Dans un service exposé au réseau, cette cartographie compte autant que le code lui-même, parce qu’elle permet de renvoyer la bonne réponse sans masquer le vrai problème. Et dans les environnements durcis, il faut encore ajouter une couche de restriction supplémentaire.
Depuis les versions récentes de Node.js, le mode de permissions peut limiter l’accès au système de fichiers quand l’application est lancée avec `--permission`. Si votre déploiement l’utilise, il faut tester le serveur avec exactement les chemins autorisés, sinon un accès parfaitement valide dans le code peut être refusé à l’exécution.
Les repères que j’applique avant de toucher au disque en production
- Je pars par défaut sur `node:fs/promises` pour garder un code clair et maintenable.
- Je réserve les fonctions synchrones aux scripts, aux tests et au démarrage du service.
- Je passe aux streams dès qu’un fichier devient gros, fréquent ou sensible en mémoire.
- Je valide toujours les chemins avant toute lecture, écriture ou suppression.
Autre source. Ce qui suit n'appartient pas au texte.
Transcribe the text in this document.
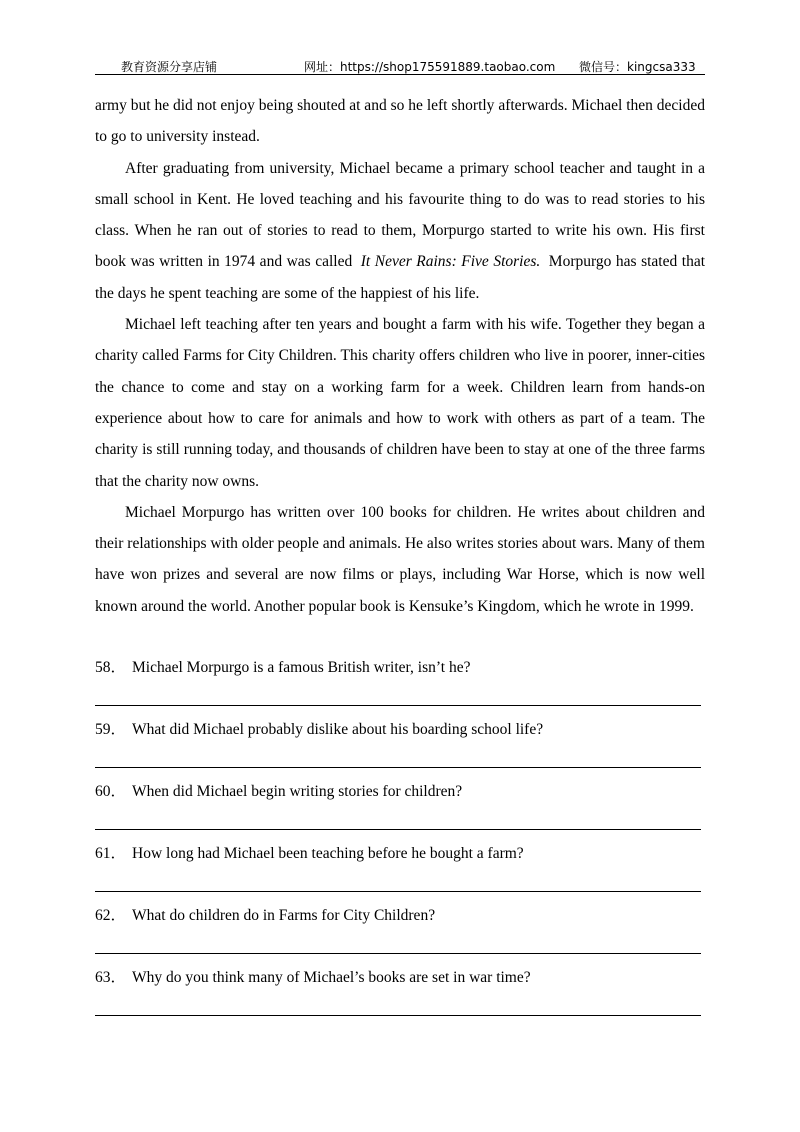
教育资源分享店铺	网址：https://shop175591889.taobao.com 微信号：kingcsa333

army but he did not enjoy being shouted at and so he left shortly afterwards. Michael then decided to go to university instead.

After graduating from university, Michael became a primary school teacher and taught in a small school in Kent. He loved teaching and his favourite thing to do was to read stories to his class. When he ran out of stories to read to them, Morpurgo started to write his own. His first book was written in 1974 and was called It Never Rains: Five Stories. Morpurgo has stated that the days he spent teaching are some of the happiest of his life.

Michael left teaching after ten years and bought a farm with his wife. Together they began a charity called Farms for City Children. This charity offers children who live in poorer, inner-cities the chance to come and stay on a working farm for a week. Children learn from hands-on experience about how to care for animals and how to work with others as part of a team. The charity is still running today, and thousands of children have been to stay at one of the three farms that the charity now owns.

Michael Morpurgo has written over 100 books for children. He writes about children and their relationships with older people and animals. He also writes stories about wars. Many of them have won prizes and several are now films or plays, including War Horse, which is now well known around the world. Another popular book is Kensuke’s Kingdom, which he wrote in 1999.

58． Michael Morpurgo is a famous British writer, isn’t he?
59． What did Michael probably dislike about his boarding school life?
60． When did Michael begin writing stories for children?
61． How long had Michael been teaching before he bought a farm?
62． What do children do in Farms for City Children?
63． Why do you think many of Michael’s books are set in war time?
- Je traite les erreurs disque comme des cas normaux, avec un mapping HTTP cohérent.
- Je favorise l’écriture temporaire puis le renommage pour tout fichier important.
Si je devais résumer ma pratique en une seule idée, ce serait celle-ci : le bon usage du module de fichiers ne consiste pas à empiler des appels `fs`, mais à choisir le bon mode d’accès, au bon moment, avec des garde-fous simples. C’est ce qui permet à une API de rester rapide, prévisible et sûre quand elle commence vraiment à travailler avec le système de fichiers.